When we look to the reasons for inflation, outside of external supply shocks like the price of oil, often we point fingers at workers, saying that workers require wages to be too high, but there's another possibility, which is that corporations are increasing profits along the supply chain. Their cost of goods may well have gone up and they may well pass that amount on to consumers, plus an extra 2% or 5% on top to pad their own profits. That's another possibility as to why inflation might be going up.
It's worth considering market concentration in particular areas. I mentioned beef just because it's so concentrated and there are so few facilities in Canada that actually process beef. There are three major plants, two of which are owned by Cargill, and Cargill reported record profits in 2021. It's a big international corporation. They cited in part high beef prices, so it wasn't exclusively Canadian, but it just goes to show that the fluctuation in prices and consumers' general acceptance at the grocery store that prices will be higher doesn't mean that there isn't a profit margin being built in as a result of that trading up the supply chain.
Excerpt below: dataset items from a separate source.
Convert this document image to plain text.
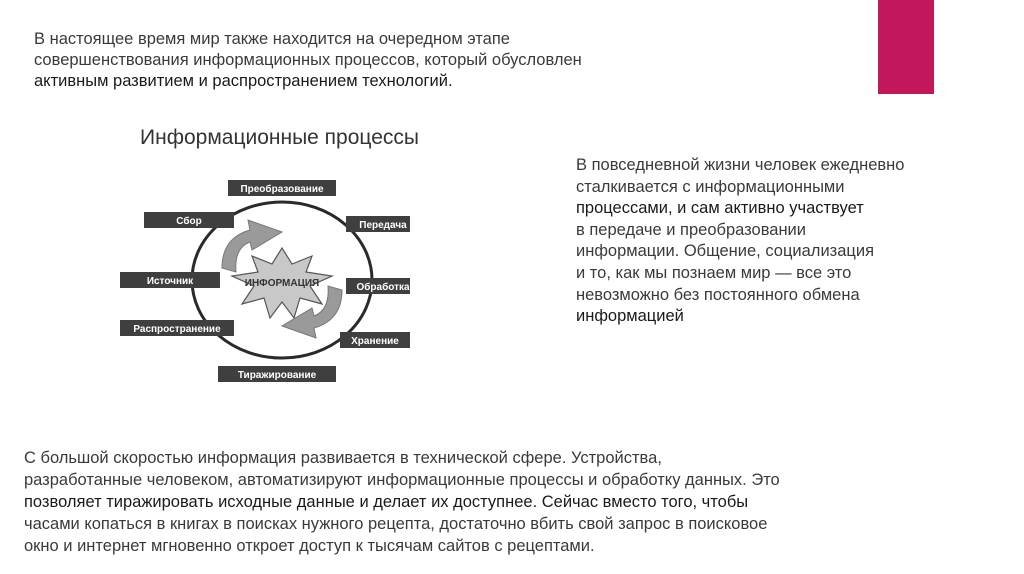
В настоящее время мир также находится на очередном этапе
совершенствования информационных процессов, который обусловлен
активным развитием и распространением технологий.

Информационные процессы
ИНФОРМАЦИЯ
Преобразование
Сбор	Передача
Источник
Обработка
Распространение
Хранение
Тиражирование

В повседневной жизни человек ежедневно
сталкивается с информационными
процессами, и сам активно участвует
в передаче и преобразовании
информации. Общение, социализация
и то, как мы познаем мир — все это
невозможно без постоянного обмена
информацией

С большой скоростью информация развивается в технической сфере. Устройства,
разработанные человеком, автоматизируют информационные процессы и обработку данных. Это
позволяет тиражировать исходные данные и делает их доступнее. Сейчас вместо того, чтобы
часами копаться в книгах в поисках нужного рецепта, достаточно вбить свой запрос в поисковое
окно и интернет мгновенно откроет доступ к тысячам сайтов с рецептами.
That isn't a surprise to beef producers. They're well aware of the market concentration. It's not a surprise to farmers in general who haven't seen the prices they receive for their goods go up, despite the fact that the price of bread goes up for end consumers. Somewhere along that chain, someone is capturing that value and it's not farmers. It's often where those supply chains are very constrained through a couple of different parties—and the grocery store industry isn't terribly distributed in Canada either—where you see a concentration of profits.
It's well worth considering when we are seeing this big boost in inflation. People are taking advantage of it to boost their own profits.